Of course, knowing all these things doesn’t make me an expert on managing them. There still are pieces of me that wonder if maybe I’m exaggerating, if I really am the problem.

“You alright?” Beau is next to me now, his gaze heavy on mine like he really cares.

“That’s probably Dave,” I whisper, breaking our stare in favor of my purse beneath the desk, then my coat.

I need to get a grip, and I need to do it now. I can’t let my little girl come into the world to a mother who can’t think straight.

Beau brushes past me, wide and strong, the scent of cedar on his flannel as he unlocks the front door and pushes it open, greeting Dave with a handshake and a nod.

There’s a split second when I see Dave that I think maybe I’ve misjudged his mood, but then his jaw clenches, and I know I haven’t. Work ended ten minutes ago. He’s probably pissed that I lingered talking to Beau, or that I didn’t rush to the door fast enough.

I step off the sidewalk too quickly, desperate to smooth the night over before it spirals. But as my foot hits the curb, I stumble.

“Woah,” Beau growls under his breath, gripping me in his big, steady, warm hand. “It’s slippery out here.”

My cheeks flush hot. Not from the stumble, but from the way Beau steadies me.

It’s the kind of touch that doesn’t ask for anything, and for a split second, I want to lean into it…

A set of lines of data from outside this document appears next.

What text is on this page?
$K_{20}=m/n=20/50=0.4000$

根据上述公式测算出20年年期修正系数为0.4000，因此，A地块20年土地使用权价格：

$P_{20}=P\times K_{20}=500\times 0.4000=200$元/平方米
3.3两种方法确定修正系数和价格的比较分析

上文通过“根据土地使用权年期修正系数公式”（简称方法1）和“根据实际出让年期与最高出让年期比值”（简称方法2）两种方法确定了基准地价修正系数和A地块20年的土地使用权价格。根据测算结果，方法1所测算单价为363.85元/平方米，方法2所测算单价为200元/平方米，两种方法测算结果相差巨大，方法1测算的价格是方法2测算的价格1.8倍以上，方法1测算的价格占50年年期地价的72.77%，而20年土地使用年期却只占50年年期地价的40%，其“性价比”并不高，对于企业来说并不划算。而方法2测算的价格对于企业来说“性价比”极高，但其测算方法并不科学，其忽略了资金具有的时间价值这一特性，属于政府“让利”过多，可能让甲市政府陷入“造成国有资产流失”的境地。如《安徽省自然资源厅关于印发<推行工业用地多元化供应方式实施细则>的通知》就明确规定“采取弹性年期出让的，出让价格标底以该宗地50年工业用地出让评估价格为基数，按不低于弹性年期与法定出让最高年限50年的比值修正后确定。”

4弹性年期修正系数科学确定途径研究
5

just a little. But I don’t. I pull away too fast, like I’ve done something wrong.

Like Dave can feel it from across the parking lot where he’s already climbing up into his truck.

“Thanks,” I mumble, eyes darting toward Dave. He’s watching. Of course he is.

My stomach knots. That look means I’ll pay for this later. Not with words, necessarily. Sometimes it’s silence. Sometimes it’s passive aggression. Sometimes, it’s nothing.

Trouble is, I probably am wrong. I shouldn’t think the things I think about Beau. I shouldn’t have lingered talking to him. I should’ve been ready and waiting for Dave.

I force a smile toward my boss, the kind that says I’m fine even though I’m not. Then I hurry toward the car, heart thudding, already rehearsing apologies.

As I leave, Beau calls my name, and I turn back. His voice is low and steady as he says, “The roads are bad tonight. Let me know when you get home.”

It’s not uncommon for us as a team to show care for each other. I do it all the time with my co-workers, and I know Beau does too, but for some reason as I nod, my throat tightens.

Beau steps back, but his eyes lock on mine. There’s something in them, something that makes my skin flush and my heart tighten.

It’s that look that makes me ache in places I didn’t know I could ache, and I’ll be thinking about it when I lie awake tonight, analyzing my relationship, craving blue crayons, and wondering what it would feel like to be wanted without fear.